An air of quiet confidence permeates the Department of Finance. The halfway point in the year has been reached and the Exchequer finances are in better than expected shape. In addition, the risks are, on balance, firmly on the upside.
Tax revenues are some €320 million ahead of forecast and the normally cautious department is talking already of a €500 million overshoot in the full year. And this is not taking into account the very real prospect that the money brought in by the Revenue Commissioners' investigations into single premium insurance policies will exceed the €200 million built into the budgetary arithmetic.
The only worry is the bill for refunding nursing home residents who had their pensions docked unlawfully by the State. Estimates for the amount involved this year range from €300 million to €500 million and the department was not prepared to shed any light on the matter yesterday. Even assuming the larger figure, the Government will be facing into a benign scenario when it returns to work in the autumn and gets down to the business of framing next year's spending Estimates and subsequent Budget - the penultimate one of the current administration, assuming it runs its full term into 2007.

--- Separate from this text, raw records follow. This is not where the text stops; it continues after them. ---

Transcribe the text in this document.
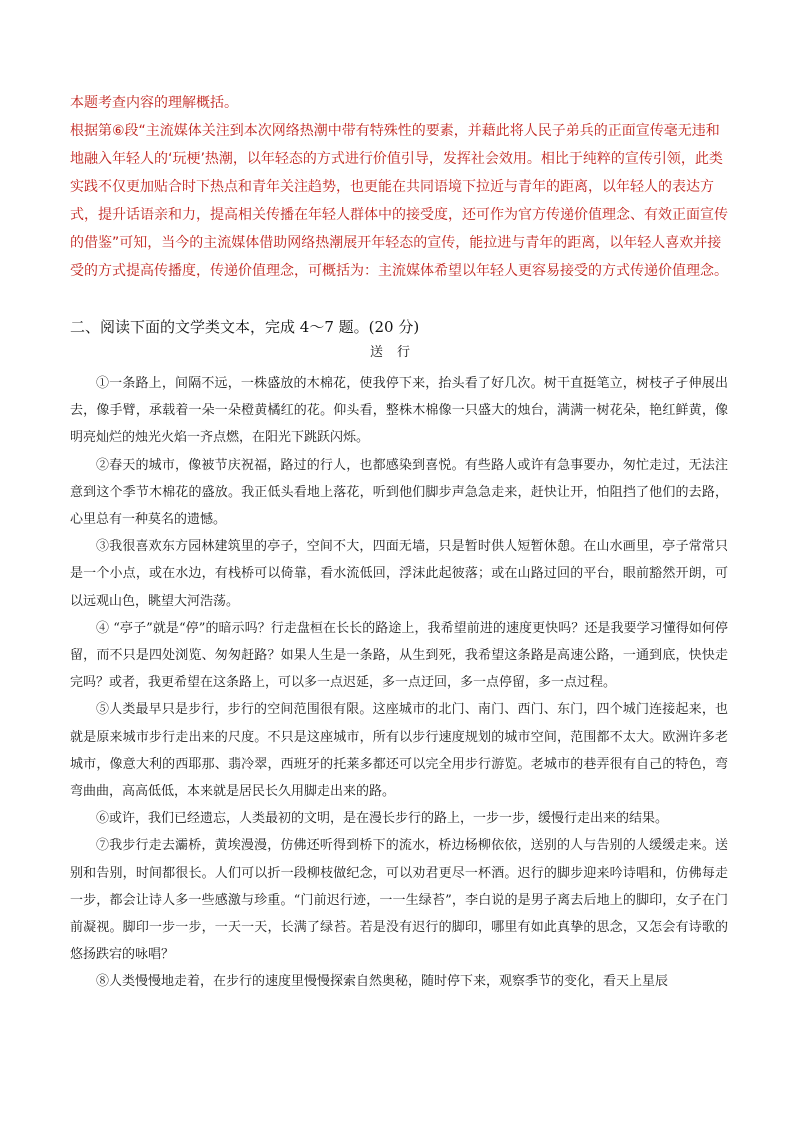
本题考查内容的理解概括。

根据第⑥段“主流媒体关注到本次网络热潮中带有特殊性的要素，并藉此将人民子弟兵的正面宣传毫无违和地融入年轻人的‘玩梗’热潮，以年轻态的方式进行价值引导，发挥社会效用。相比于纯粹的宣传引领，此类实践不仅更加贴合时下热点和青年关注趋势，也更能在共同语境下拉近与青年的距离，以年轻人的表达方式，提升话语亲和力，提高相关传播在年轻人群体中的接受度，还可作为官方传递价值理念、有效正面宣传的借鉴”可知，当今的主流媒体借助网络热潮展开年轻态的宣传，能拉进与青年的距离，以年轻人喜欢并接受的方式提高传播度，传递价值理念，可概括为：主流媒体希望以年轻人更容易接受的方式传递价值理念。

二、阅读下面的文学类文本，完成 4～7 题。(20 分)
送行

①一条路上，间隔不远，一株盛放的木棉花，使我停下来，抬头看了好几次。树干直挺笔立，树枝孑孑伸展出去，像手臂，承载着一朵一朵橙黄橘红的花。仰头看，整株木棉像一只盛大的烛台，满满一树花朵，艳红鲜黄，像明亮灿烂的烛光火焰一齐点燃，在阳光下跳跃闪烁。

②春天的城市，像被节庆祝福，路过的行人，也都感染到喜悦。有些路人或许有急事要办，匆忙走过，无法注意到这个季节木棉花的盛放。我正低头看地上落花，听到他们脚步声急急走来，赶快让开，怕阻挡了他们的去路，心里总有一种莫名的遗憾。

③我很喜欢东方园林建筑里的亭子，空间不大，四面无墙，只是暂时供人短暂休憩。在山水画里，亭子常常只是一个小点，或在水边，有栈桥可以倚靠，看水流低回，浮沫此起彼落；或在山路过回的平台，眼前豁然开朗，可以远观山色，眺望大河浩荡。

④ “亭子”就是“停”的暗示吗？行走盘桓在长长的路途上，我希望前进的速度更快吗？还是我要学习懂得如何停留，而不只是四处浏览、匆匆赶路？如果人生是一条路，从生到死，我希望这条路是高速公路，一通到底，快快走完吗？或者，我更希望在这条路上，可以多一点迟延，多一点迂回，多一点停留，多一点过程。

⑤人类最早只是步行，步行的空间范围很有限。这座城市的北门、南门、西门、东门，四个城门连接起来，也就是原来城市步行走出来的尺度。不只是这座城市，所有以步行速度规划的城市空间，范围都不太大。欧洲许多老城市，像意大利的西耶那、翡冷翠，西班牙的托莱多都还可以完全用步行游览。老城市的巷弄很有自己的特色，弯弯曲曲，高高低低，本来就是居民长久用脚走出来的路。

⑥或许，我们已经遗忘，人类最初的文明，是在漫长步行的路上，一步一步，缓慢行走出来的结果。

⑦我步行走去灞桥，黄埃漫漫，仿佛还听得到桥下的流水，桥边杨柳依依，送别的人与告别的人缓缓走来。送别和告别，时间都很长。人们可以折一段柳枝做纪念，可以劝君更尽一杯酒。迟行的脚步迎来吟诗唱和，仿佛每走一步，都会让诗人多一些感激与珍重。“门前迟行迹，一一生绿苔”，李白说的是男子离去后地上的脚印，女子在门前凝视。脚印一步一步，一天一天，长满了绿苔。若是没有迟行的脚印，哪里有如此真挚的思念，又怎会有诗歌的悠扬跌宕的咏唱？

⑧人类慢慢地走着，在步行的速度里慢慢探索自然奥秘，随时停下来，观察季节的变化，看天上星辰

The temptation will be to repeat the strategy that led to re-election in 2002, which centred on significant increases in Government spending in the two preceding elections. Entreaties to this effect from his colleagues and elsewhere must be firmly resisted by Minster for Finance Brian Cowen.
Were it not for the financial surpluses built up during the 1990s, the economy would not have been able to sustain such huge increases in spending in the face of the global economic slowdown that followed the events of September 11th, 2001.
This time there is no such buffer. The economy may be performing strongly, but it is a long way from producing the sort of surpluses that sustained it through the last downturn. Notwithstanding the tax buoyancy evidenced at the midway stage, the Exchequer is already in deficit to the tune of €594 million and could be up to €3 billion in the red come the end of the year.
With this in mind, it is important to note that there is plenty in the Exchequer returns that questions the robustness of the current growth trends. Income tax receipts are still not in line with reported growth in job numbers and the tax surplus is almost entirely explained by consumer-led demand, in particular for cars and, surprisingly, tobacco, which accounted for €80 million and €40 million respectively of the surplus.
The extent to which the economy is being driven by domestic demand for items such as housing and cars, much of it fuelled by debt, has already led to warnings from commentators such as the Central Bank and the ESRI. The Minster for Finance must hold the line on expenditure in the autumn and avoid any attempt to present the electorate with a repeat of the 2002 election.